Гарт задумчиво посмотрел на Сабрину. В сентябре она верила, теперь нет.

— Я немного заторможенный сегодня, — признался он. — Кажется, ты говорила что-то об отъезде, о твоем возвращении в Лондон?

— Ты, не заторможенный и прекрасно знаешь это. Не играй со мной в дурацкие игры.

— А если я попрошу тебя о том же самом?

— Я не играю в игры! Что с тобой? Разве ты не видишь, как все меняется? Если другие люди получат это письмо, а меня здесь нет, они подумают, что я уехала из-за того, что поверила в клевету. Никто не поверит в другие причины моего отъезда. Если я уеду, тебя обвинят независимо от того, что ты скажешь.

«Итак, она увидела это тоже, — подумал Гарт. — Она все видела». Он подошел и взял ее лицо в свои ладони.

— Я подумал об этом, когда увидел письмо. Спасибо тебе.

— Ты ничего не сказал.

— Например?

— Не просил меня остаться. Не упомянул о том, что будет с тобой, если я уеду.

— Если ты уедешь… Любовь моя, если ты уедешь, последствия для меня будут гораздо хуже, чем обыкновенный скандал. Это разрушит дом, семью, три сердца, три мозга, три души…

— Не надо, пожалуйста, не…

Гарт поцеловал Сабрину и ощутил на губах ее слезы. Но ее тело оставалось напряженным, словно она отогнала прочь всякую возможность желания. Гарт отошел. Теперь у них было время. Пока Сабрина находилась здесь, у них было время. Ее неудача и отчаяние в Лондоне были столь ужасны, ее одиночество после смерти сестры так мучило. Гарт почувствовал, что ей требуется его вмешательство в процесс лечения, поддерживающее, но не управляющее.

Но сейчас он решил убедиться окончательно и взял руки Сабрины в свои.

— Ты остаешься? Каковы бы ни были причины твоего желания уехать, я не должен думать каждое утро, найду ли тебя здесь в конце дня.

— Я помогу тебе, — пообещала она.

— Я спрашивал не об этом.

— Гарт, мы не можем оставить это на время? Так много случилось за такой короткий срок… Я пытаюсь всем угодить.

— Ты не можешь одна принимать подобные решения. Дело касается нас всех.

Сабрина наклонила голову. Гарт начал что-то говорить, затем умолк. В тишине она почувствовала, как он повернул ее руку. Левую.
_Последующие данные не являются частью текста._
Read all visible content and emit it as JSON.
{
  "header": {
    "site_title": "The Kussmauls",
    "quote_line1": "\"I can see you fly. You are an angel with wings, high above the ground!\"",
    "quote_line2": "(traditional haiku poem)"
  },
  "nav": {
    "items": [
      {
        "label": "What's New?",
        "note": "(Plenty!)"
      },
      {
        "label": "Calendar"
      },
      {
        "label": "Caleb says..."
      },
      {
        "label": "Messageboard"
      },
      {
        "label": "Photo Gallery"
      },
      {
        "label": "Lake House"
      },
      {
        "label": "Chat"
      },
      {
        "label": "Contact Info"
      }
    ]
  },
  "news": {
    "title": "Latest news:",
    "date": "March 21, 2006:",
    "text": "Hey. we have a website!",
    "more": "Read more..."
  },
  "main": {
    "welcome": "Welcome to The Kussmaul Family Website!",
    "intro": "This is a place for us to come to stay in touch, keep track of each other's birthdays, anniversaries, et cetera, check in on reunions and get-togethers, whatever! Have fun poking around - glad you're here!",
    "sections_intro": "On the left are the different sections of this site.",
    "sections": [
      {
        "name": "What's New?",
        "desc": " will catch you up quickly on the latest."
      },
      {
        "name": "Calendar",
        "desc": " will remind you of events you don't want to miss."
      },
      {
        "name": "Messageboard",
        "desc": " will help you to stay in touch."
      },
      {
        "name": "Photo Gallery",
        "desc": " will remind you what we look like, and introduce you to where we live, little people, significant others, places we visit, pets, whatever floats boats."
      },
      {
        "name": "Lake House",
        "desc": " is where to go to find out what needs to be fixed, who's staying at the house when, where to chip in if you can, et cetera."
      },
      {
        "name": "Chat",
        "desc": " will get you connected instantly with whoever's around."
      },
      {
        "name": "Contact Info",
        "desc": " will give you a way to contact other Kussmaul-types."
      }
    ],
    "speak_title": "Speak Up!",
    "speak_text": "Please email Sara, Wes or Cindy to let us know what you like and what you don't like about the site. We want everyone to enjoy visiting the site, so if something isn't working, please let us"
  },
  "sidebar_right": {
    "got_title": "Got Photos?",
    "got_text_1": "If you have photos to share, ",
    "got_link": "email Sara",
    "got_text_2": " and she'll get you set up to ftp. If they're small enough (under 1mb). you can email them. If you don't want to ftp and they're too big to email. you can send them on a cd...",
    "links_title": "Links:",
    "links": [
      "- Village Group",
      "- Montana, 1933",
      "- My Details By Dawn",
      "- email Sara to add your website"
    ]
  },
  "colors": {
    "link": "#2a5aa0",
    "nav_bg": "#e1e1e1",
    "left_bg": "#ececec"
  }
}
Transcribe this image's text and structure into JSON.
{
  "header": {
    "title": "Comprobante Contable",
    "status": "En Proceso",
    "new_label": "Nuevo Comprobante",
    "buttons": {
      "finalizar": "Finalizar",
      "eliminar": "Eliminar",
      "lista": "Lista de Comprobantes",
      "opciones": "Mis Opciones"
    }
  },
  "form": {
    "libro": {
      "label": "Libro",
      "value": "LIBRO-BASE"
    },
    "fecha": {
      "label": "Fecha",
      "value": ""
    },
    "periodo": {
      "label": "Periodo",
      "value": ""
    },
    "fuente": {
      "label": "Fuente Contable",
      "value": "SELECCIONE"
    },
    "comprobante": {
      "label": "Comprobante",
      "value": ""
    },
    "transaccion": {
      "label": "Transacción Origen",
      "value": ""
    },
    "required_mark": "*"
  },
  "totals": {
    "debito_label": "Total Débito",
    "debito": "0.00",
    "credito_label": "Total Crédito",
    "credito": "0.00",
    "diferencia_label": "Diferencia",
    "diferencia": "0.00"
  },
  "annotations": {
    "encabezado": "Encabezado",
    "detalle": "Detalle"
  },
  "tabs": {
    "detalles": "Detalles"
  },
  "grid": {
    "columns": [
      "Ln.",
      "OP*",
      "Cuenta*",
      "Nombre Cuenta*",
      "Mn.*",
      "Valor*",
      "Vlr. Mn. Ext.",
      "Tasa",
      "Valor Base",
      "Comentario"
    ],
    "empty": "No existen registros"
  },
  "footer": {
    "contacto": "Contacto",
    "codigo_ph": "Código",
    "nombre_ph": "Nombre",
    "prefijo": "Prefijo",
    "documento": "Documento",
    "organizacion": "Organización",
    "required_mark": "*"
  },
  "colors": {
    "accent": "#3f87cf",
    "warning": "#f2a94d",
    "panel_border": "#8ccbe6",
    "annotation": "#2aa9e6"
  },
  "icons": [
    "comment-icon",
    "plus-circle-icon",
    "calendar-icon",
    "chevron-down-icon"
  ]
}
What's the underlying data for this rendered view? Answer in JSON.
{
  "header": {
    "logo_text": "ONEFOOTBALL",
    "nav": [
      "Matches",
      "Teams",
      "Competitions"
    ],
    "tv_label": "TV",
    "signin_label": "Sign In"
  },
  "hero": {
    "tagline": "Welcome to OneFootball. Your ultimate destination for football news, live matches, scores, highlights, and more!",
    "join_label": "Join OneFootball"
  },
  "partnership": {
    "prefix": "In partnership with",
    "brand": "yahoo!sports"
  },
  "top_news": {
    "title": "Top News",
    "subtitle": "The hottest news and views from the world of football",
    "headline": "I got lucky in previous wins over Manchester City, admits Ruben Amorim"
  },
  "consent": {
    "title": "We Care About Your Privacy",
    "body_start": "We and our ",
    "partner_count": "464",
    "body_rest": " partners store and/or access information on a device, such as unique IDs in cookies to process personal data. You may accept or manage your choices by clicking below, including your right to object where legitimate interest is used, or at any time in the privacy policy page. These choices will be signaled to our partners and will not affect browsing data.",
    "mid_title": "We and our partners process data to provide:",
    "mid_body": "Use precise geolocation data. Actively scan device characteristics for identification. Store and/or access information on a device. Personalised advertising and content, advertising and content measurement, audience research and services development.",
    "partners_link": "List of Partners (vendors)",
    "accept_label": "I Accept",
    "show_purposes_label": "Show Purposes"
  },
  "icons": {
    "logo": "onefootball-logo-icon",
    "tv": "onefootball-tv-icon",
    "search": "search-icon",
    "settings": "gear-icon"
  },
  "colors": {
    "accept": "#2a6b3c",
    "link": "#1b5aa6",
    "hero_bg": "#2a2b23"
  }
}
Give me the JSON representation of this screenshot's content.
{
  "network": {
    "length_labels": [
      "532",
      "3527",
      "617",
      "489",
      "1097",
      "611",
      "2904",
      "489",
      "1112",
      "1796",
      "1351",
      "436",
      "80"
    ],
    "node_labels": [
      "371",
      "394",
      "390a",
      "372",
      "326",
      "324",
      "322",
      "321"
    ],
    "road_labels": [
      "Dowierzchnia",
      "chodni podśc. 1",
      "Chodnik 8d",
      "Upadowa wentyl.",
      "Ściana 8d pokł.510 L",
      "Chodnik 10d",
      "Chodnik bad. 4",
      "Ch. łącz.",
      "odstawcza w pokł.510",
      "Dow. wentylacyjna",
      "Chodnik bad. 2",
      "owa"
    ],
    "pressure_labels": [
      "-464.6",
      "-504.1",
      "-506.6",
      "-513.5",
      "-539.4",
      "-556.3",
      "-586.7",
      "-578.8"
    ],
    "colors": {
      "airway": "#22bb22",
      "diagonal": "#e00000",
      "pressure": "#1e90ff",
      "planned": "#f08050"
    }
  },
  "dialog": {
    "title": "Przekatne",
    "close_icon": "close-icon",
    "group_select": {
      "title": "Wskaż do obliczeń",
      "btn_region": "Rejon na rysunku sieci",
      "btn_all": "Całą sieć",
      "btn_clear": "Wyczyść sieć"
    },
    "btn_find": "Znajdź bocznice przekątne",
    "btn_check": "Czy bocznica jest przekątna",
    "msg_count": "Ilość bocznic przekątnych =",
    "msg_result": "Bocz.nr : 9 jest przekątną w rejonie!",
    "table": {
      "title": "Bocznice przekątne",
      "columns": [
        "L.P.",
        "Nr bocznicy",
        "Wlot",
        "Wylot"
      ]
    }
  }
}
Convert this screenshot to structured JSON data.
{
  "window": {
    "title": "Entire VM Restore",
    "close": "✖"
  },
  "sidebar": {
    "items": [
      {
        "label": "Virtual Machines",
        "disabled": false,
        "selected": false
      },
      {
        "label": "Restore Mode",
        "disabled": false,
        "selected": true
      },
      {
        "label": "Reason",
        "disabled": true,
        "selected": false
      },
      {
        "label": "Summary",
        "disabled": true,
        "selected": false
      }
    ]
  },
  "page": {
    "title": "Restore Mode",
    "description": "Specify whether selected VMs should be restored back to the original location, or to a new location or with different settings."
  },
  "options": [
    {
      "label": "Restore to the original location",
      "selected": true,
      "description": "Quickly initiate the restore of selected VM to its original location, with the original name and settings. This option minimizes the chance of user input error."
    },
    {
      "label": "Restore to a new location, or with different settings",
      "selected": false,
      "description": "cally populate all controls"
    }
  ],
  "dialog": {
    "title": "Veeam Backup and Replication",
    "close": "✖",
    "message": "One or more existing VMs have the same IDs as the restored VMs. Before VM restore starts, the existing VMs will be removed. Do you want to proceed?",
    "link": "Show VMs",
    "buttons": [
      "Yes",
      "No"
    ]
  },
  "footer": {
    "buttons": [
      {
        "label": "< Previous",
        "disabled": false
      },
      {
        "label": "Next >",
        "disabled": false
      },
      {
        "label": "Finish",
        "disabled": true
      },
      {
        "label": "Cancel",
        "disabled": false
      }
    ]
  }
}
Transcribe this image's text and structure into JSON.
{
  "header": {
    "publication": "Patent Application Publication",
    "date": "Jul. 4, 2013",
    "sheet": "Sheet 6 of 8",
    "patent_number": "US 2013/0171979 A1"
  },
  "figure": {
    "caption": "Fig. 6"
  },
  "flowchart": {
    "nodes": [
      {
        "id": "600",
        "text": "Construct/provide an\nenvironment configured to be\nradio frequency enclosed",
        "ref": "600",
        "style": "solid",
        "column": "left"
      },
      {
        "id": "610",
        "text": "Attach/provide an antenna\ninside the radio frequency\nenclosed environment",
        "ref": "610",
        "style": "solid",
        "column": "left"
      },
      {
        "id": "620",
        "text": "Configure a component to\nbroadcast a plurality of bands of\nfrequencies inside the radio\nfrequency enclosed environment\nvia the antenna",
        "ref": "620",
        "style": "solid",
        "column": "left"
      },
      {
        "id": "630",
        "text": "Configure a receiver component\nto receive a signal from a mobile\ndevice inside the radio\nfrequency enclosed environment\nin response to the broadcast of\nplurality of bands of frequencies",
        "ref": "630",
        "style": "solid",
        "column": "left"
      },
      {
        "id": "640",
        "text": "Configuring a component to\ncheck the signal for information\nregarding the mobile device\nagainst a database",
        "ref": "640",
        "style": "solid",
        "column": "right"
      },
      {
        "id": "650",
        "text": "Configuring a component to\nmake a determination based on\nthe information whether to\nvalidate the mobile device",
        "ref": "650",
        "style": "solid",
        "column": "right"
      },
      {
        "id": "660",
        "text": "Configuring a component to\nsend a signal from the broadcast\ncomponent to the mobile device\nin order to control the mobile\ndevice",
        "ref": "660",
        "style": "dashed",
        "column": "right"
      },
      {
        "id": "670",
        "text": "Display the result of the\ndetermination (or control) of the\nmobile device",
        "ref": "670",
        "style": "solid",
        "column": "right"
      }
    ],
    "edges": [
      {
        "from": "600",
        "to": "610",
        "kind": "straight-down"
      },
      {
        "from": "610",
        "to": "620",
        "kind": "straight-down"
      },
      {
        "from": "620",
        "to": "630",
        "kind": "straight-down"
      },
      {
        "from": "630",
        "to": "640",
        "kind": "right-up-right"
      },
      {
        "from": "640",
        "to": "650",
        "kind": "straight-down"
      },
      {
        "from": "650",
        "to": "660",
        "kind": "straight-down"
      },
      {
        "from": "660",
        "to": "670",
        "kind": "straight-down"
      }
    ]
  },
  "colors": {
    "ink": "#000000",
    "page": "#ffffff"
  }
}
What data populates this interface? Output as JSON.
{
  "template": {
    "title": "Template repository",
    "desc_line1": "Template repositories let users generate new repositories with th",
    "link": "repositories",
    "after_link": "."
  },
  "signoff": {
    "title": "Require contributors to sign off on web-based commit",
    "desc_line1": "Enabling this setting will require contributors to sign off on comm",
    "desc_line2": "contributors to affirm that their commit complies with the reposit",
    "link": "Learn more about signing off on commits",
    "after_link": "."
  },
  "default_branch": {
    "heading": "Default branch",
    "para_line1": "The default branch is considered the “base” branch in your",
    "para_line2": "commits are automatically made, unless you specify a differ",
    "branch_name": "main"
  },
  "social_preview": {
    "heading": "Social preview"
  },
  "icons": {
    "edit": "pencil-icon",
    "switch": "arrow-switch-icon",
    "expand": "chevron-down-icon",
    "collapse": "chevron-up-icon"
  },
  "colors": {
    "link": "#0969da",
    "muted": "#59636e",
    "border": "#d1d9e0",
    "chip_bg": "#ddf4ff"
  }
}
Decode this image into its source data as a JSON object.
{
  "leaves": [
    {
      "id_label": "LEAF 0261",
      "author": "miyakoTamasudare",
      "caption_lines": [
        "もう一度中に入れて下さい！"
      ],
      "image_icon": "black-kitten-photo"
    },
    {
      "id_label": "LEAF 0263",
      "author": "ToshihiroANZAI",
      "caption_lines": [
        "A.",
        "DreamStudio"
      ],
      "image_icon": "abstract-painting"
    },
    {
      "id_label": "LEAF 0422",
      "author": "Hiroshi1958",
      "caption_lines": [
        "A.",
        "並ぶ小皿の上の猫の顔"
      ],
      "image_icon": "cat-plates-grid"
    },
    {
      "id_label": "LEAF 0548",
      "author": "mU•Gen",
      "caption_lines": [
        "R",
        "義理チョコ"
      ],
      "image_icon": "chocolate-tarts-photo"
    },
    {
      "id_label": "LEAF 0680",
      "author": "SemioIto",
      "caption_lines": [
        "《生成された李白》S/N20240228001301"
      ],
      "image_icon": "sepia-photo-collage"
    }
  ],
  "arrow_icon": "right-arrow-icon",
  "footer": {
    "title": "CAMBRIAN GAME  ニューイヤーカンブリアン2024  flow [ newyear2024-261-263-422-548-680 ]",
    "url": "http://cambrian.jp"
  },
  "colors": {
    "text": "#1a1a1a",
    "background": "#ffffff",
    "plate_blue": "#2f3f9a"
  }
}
— Ты не носишь свое кольцо? Мороз пробежал по коже Сабрины.

— Нет.

— Где оно? Она заколебалась между правдой и ложью.

— В Лондоне.

— Проклятье! Кто ты такая, чтобы принимать все решения в одиночку? Решаешь, что тебе больше не нужна семья, и снимаешь кольцо, чтобы все выглядело официально? И потом тебе остается только быстренько попрощаться?

Сабрина почувствовала облегчение и вину одновременно. «Один лжет другому, — подумала она. — Но это лучше, чем, правда». Она вернула кольцо Стефании.

— Я думала, оно будет…

— Символом, — подсказал Гарт. — Так и есть. Но так случилось, что я верю в символы. Где оно?

— Полагаю… в доме на Кэдоган-сквер.

— Тогда миссис Тиркелл пришлет его.

— Если сможет найти.

— Напиши ей.

— Хорошо.

— А если она не найдет, мы купим новое. «Я не задержусь здесь надолго».

— И я прошу тебя, Стефания… Ты слышишь меня? Сабрина кивнула.

— Я прошу дать мне возможность помочь тебе, пока ты будешь помогать мне. Черт побери, мы часть друг друга и поможем друг другу. Согласна?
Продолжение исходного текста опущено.